Док. 38


Сердюк Федор Иванович родился на Волге в 1917 г.
Отец считался кулаком, а кулаков надобно было власти
раскулачивать. Все добро, таким трудом нажитое, отец не хотел
отдавать. За это и за то, что людям раздавал молитвы, отец
был репрессирован тройкой УНКВД 11.03.38 г. по ст.58-2-8-9-1
УК РСФСФ 1, приговорен к расстрелу. Расстрелян был 25.03.38
г. О расстреле мама знала, только не хотела верить, ждала
отца. В день расстрела пролежала на печи весь день (ноги не
шли и сердце тревожно билось). Тогда она поняла, что ее Иван больше
не будет лежать с ней на печи. Нас отправили на большом
корабле по Волге (было выселение). Когда в очередной раз
корабль остановился «отдохнуть», кто-то нехороший украл
Вареньку, самую младшую доченьку-куколку. Мама всю дорогу не
отпускала от себя ее, а тут отвлеклась, не усмотрела. Плакать
не было сил. Одно горюшко за другим! Седина посеребрила
черные волосы сорокалетней женщины. Высадили нас в незнакомой
стороне. Оказалось, что это село Дубровино Завьяловского
района Алтайского края. Все приходилось начинать сначала…
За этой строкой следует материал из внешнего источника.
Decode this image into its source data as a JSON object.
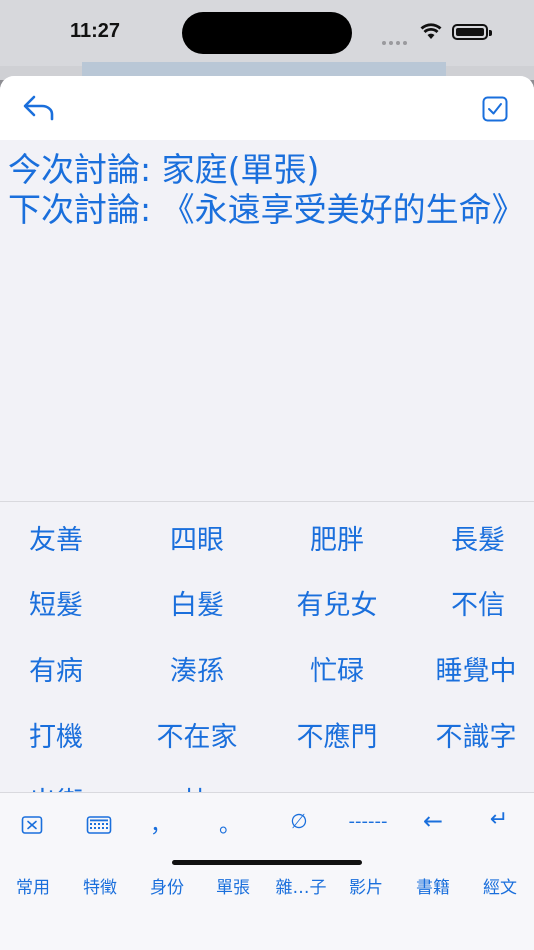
{
  "status": {
    "time": "11:27"
  },
  "editor": {
    "line1": "今次討論: 家庭(單張)",
    "line2": "下次討論: 《永遠享受美好的生命》"
  },
  "phrases": [
    "友善",
    "四眼",
    "肥胖",
    "長髮",
    "短髮",
    "白髮",
    "有兒女",
    "不信",
    "有病",
    "湊孫",
    "忙碌",
    "睡覺中",
    "打機",
    "不在家",
    "不應門",
    "不識字",
    "出街",
    "快"
  ],
  "toolbar": {
    "comma": "，",
    "period": "。",
    "empty_set": "∅",
    "dashes": "------",
    "arrow_left": "←",
    "return": "↵"
  },
  "tabs": [
    "常用",
    "特徵",
    "身份",
    "單張",
    "雜…子",
    "影片",
    "書籍",
    "經文"
  ],
  "colors": {
    "accent": "#1a6fdc",
    "background": "#f2f2f7"
  }
}
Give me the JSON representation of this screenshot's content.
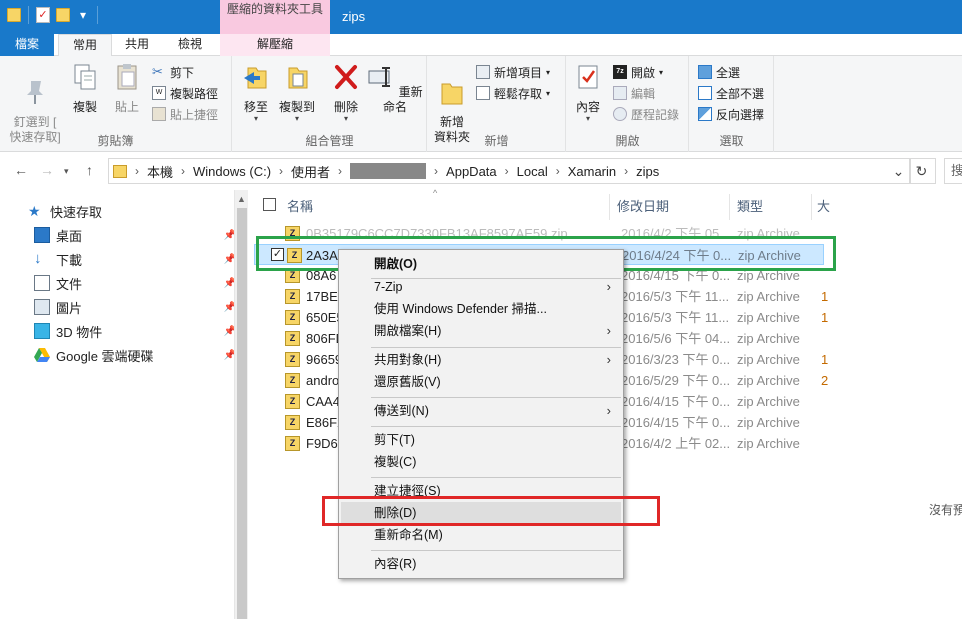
{
  "titlebar": {
    "context_tab_header": "壓縮的資料夾工具",
    "window_title": "zips",
    "colors": {
      "titlebar": "#1979ca",
      "context_header": "#f9c9e0"
    }
  },
  "tabs": {
    "file": "檔案",
    "home": "常用",
    "share": "共用",
    "view": "檢視",
    "extract": "解壓縮"
  },
  "ribbon": {
    "clipboard": {
      "label": "剪貼簿",
      "pin_quick_access": "釘選到 [\n快速存取]",
      "copy": "複製",
      "paste": "貼上",
      "cut": "剪下",
      "copy_path": "複製路徑",
      "paste_shortcut": "貼上捷徑"
    },
    "organize": {
      "label": "組合管理",
      "move_to": "移至",
      "copy_to": "複製到",
      "delete": "刪除",
      "rename": "重新命名"
    },
    "new": {
      "label": "新增",
      "new_folder": "新增\n資料夾",
      "new_item": "新增項目",
      "easy_access": "輕鬆存取"
    },
    "open": {
      "label": "開啟",
      "properties": "內容",
      "open": "開啟",
      "edit": "編輯",
      "history": "歷程記錄"
    },
    "select": {
      "label": "選取",
      "select_all": "全選",
      "select_none": "全部不選",
      "invert": "反向選擇"
    }
  },
  "address": {
    "crumbs": [
      "本機",
      "Windows (C:)",
      "使用者",
      "AppData",
      "Local",
      "Xamarin",
      "zips"
    ],
    "search_placeholder": "搜"
  },
  "sidebar": {
    "items": [
      {
        "label": "快速存取",
        "icon": "star-icon",
        "pinned": false
      },
      {
        "label": "桌面",
        "icon": "desktop-icon",
        "pinned": true
      },
      {
        "label": "下載",
        "icon": "download-icon",
        "pinned": true
      },
      {
        "label": "文件",
        "icon": "document-icon",
        "pinned": true
      },
      {
        "label": "圖片",
        "icon": "picture-icon",
        "pinned": true
      },
      {
        "label": "3D 物件",
        "icon": "cube-icon",
        "pinned": true
      },
      {
        "label": "Google 雲端硬碟",
        "icon": "google-drive-icon",
        "pinned": true
      }
    ]
  },
  "filelist": {
    "columns": {
      "name": "名稱",
      "date": "修改日期",
      "type": "類型",
      "size": "大"
    },
    "rows": [
      {
        "name": "0B35179C6CC7D7330FB13AF8597AE59.zip",
        "date": "2016/4/2 下午 05...",
        "type": "zip Archive",
        "size": ""
      },
      {
        "name": "2A3A8",
        "date": "2016/4/24 下午 0...",
        "type": "zip Archive",
        "size": ""
      },
      {
        "name": "08A6",
        "date": "2016/4/15 下午 0...",
        "type": "zip Archive",
        "size": ""
      },
      {
        "name": "17BE2",
        "date": "2016/5/3 下午 11...",
        "type": "zip Archive",
        "size": "1"
      },
      {
        "name": "650E5",
        "date": "2016/5/3 下午 11...",
        "type": "zip Archive",
        "size": "1"
      },
      {
        "name": "806FD",
        "date": "2016/5/6 下午 04...",
        "type": "zip Archive",
        "size": ""
      },
      {
        "name": "96659",
        "date": "2016/3/23 下午 0...",
        "type": "zip Archive",
        "size": "1"
      },
      {
        "name": "andro",
        "date": "2016/5/29 下午 0...",
        "type": "zip Archive",
        "size": "2"
      },
      {
        "name": "CAA44",
        "date": "2016/4/15 下午 0...",
        "type": "zip Archive",
        "size": ""
      },
      {
        "name": "E86F2",
        "date": "2016/4/15 下午 0...",
        "type": "zip Archive",
        "size": ""
      },
      {
        "name": "F9D6",
        "date": "2016/4/2 上午 02...",
        "type": "zip Archive",
        "size": ""
      }
    ],
    "no_preview": "沒有預"
  },
  "context_menu": {
    "open": "開啟(O)",
    "seven_zip": "7-Zip",
    "defender": "使用 Windows Defender 掃描...",
    "open_with": "開啟檔案(H)",
    "share_with": "共用對象(H)",
    "restore": "還原舊版(V)",
    "send_to": "傳送到(N)",
    "cut": "剪下(T)",
    "copy": "複製(C)",
    "create_shortcut": "建立捷徑(S)",
    "delete": "刪除(D)",
    "rename": "重新命名(M)",
    "properties": "內容(R)"
  },
  "highlights": {
    "green": "#2ba34a",
    "red": "#e02727"
  }
}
началась война. Жить стало тяжело, в поле собирали гнилую
мелкую картошку, рвали крапиву и варили похлебку. Мария и
Евдокия работали медицинскими сестрами на фронте. Мужики
воевали. С войны вернулся только я.
Вот она где объявленная большевиками «свобода совести»:
отца многодетной семьи большевики расстреляли за то, что он
переписывал от руки и раздавал людям молитвы. Причем, как
свидетельствует протоиерей Михаил Труханов, и сам попавший в
ГУЛАГ лишь за чтение Библии, очень многие оказывались здесь
именно за веру. И вот какая дикая смертность была в лагерях.
В Унжлаге:
«В конце 1941 г. на 123-м Лагпункте — и весь 1942 г. до марта
1943 г. на 18-м лагпункте — умирало не меньше 60 человек в
сутки, а в отдельные дни умирало до 90 человек».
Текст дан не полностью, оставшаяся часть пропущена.